For covered smart devices, the manufacturer must provide a statement of compliance for supply in Australia, and the supplier must supply the product in Australia with that statement. Both manufacturer and supplier must retain a copy for the period set by the rules.
Start by confirming scope. The current Smart Devices Rules prescribe a security standard for consumer-grade relevant connectable products intended or likely to be used for personal, domestic, or household use or consumption, where the products will be acquired in Australia by a consumer. The rules exclude desktop and laptop computers, tablet computers, smartphones, therapeutic goods, road vehicles, and road vehicle components.

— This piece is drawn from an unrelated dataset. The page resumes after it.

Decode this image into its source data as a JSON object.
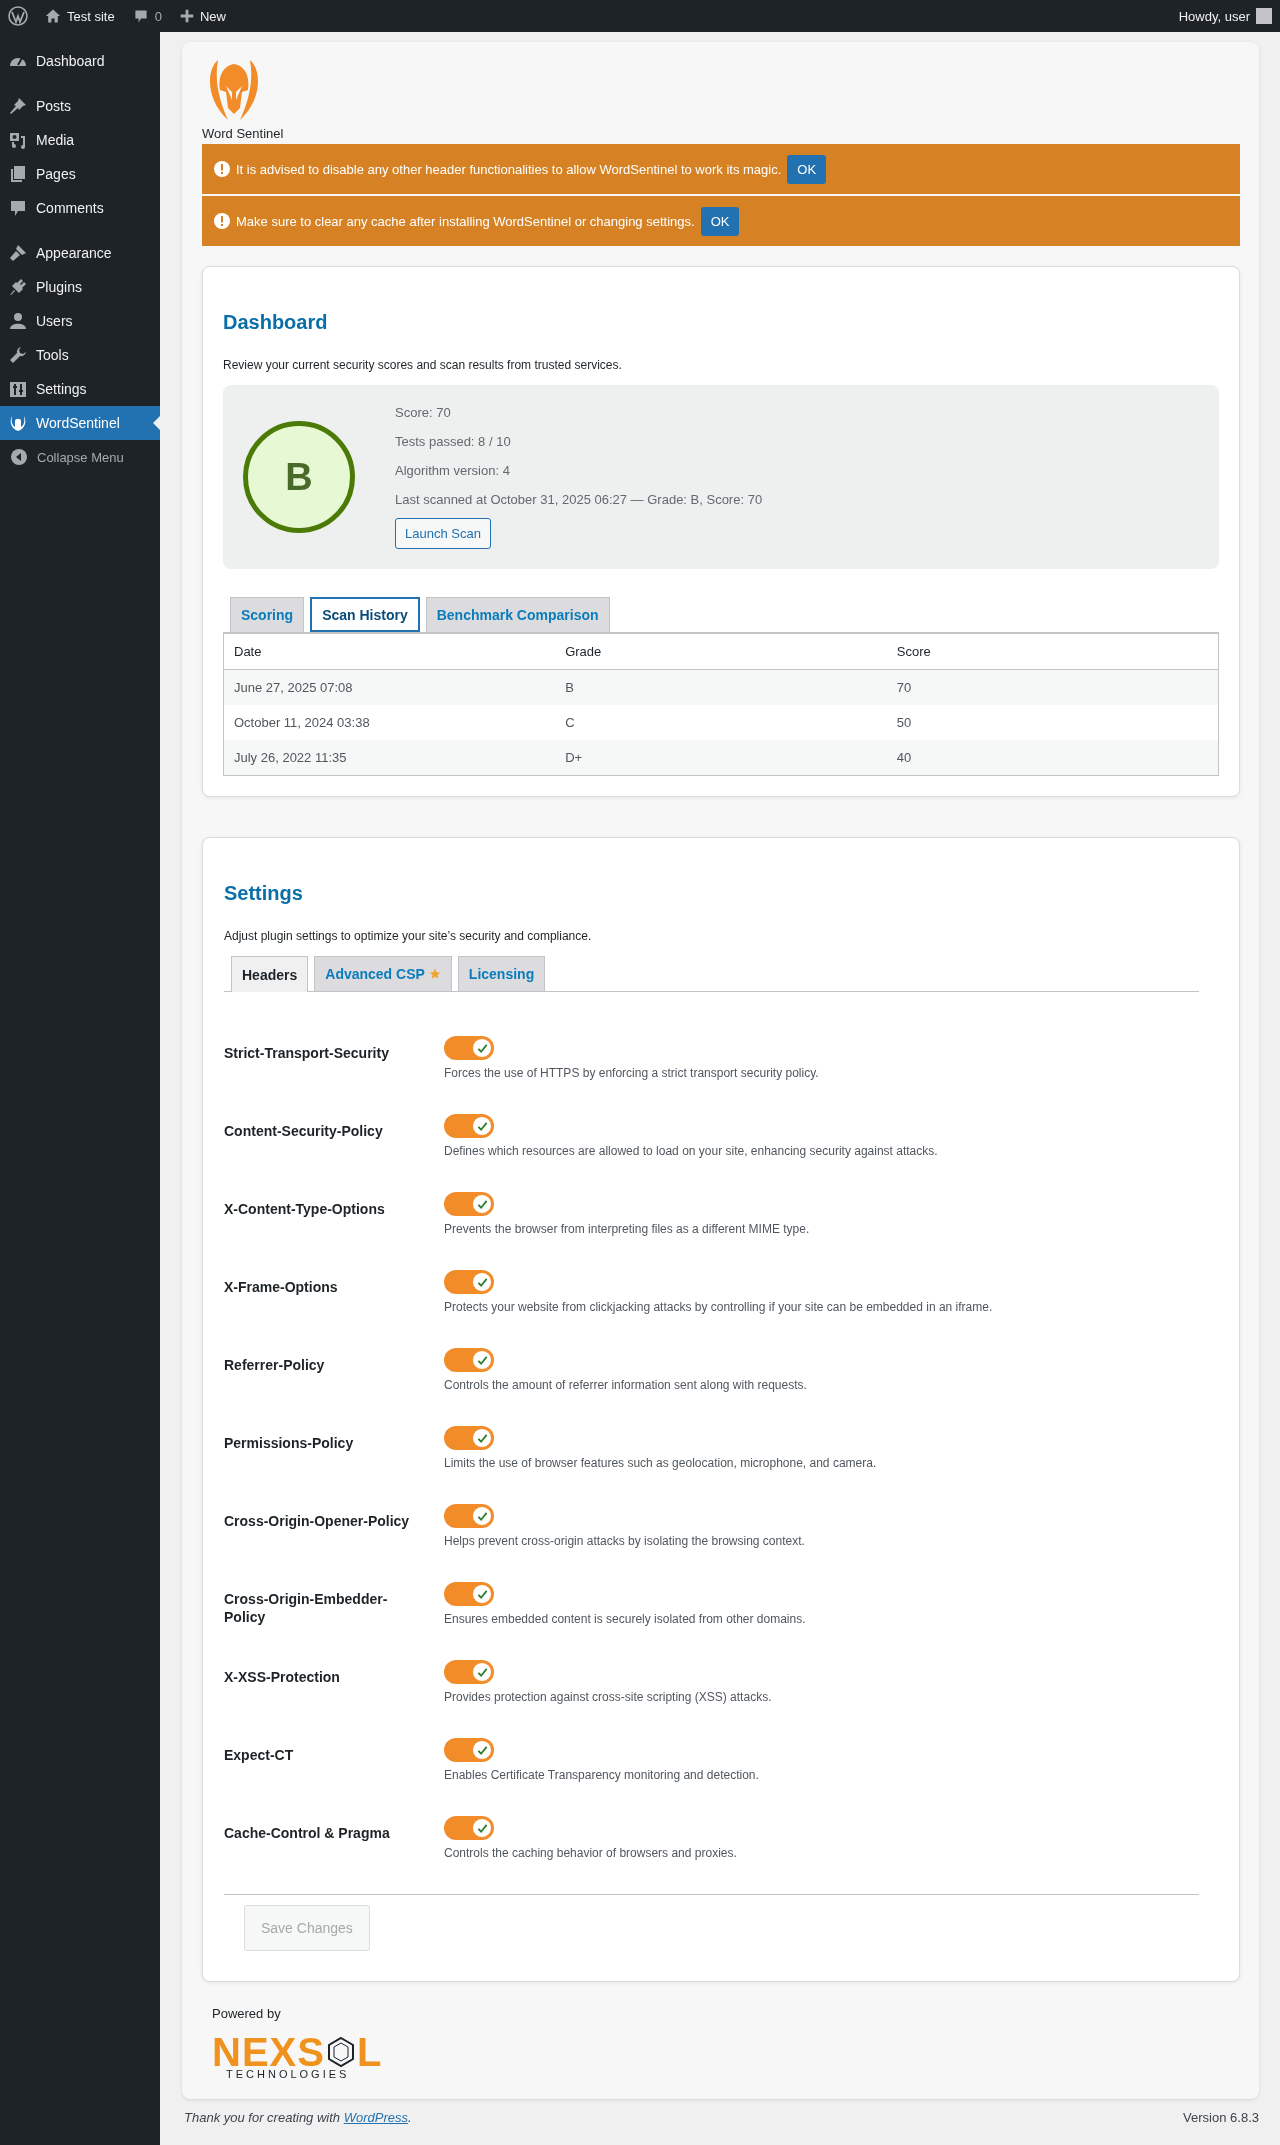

The manufacturer owns preparation of the statement, or preparation on its behalf. The supplier should not treat the statement as optional packaging copy: the Act requires the product to be supplied in Australia with a statement of compliance when the statutory conditions are met.
- Classify the product against the consumer-grade relevant connectable product scope and listed exclusions before drafting the statement.
- Map the actor role: manufacturer prepares or authorises the statement; supplier supplies the product with the statement and retains its copy.
- Tie the statement to the security-standard evidence for passwords, vulnerability-reporting information, and published defined support periods where those Schedule 1 duties apply.
- Keep the statement available for regulator review because the Secretary may request the product, the statement of compliance, or both for an independent examination.
Section 16 establishes manufacturer and supplier statement-of-compliance duties for relevant connectable products supplied in Australia.
Section 8 defines the current covered class as consumer-grade relevant connectable products and lists exclusions.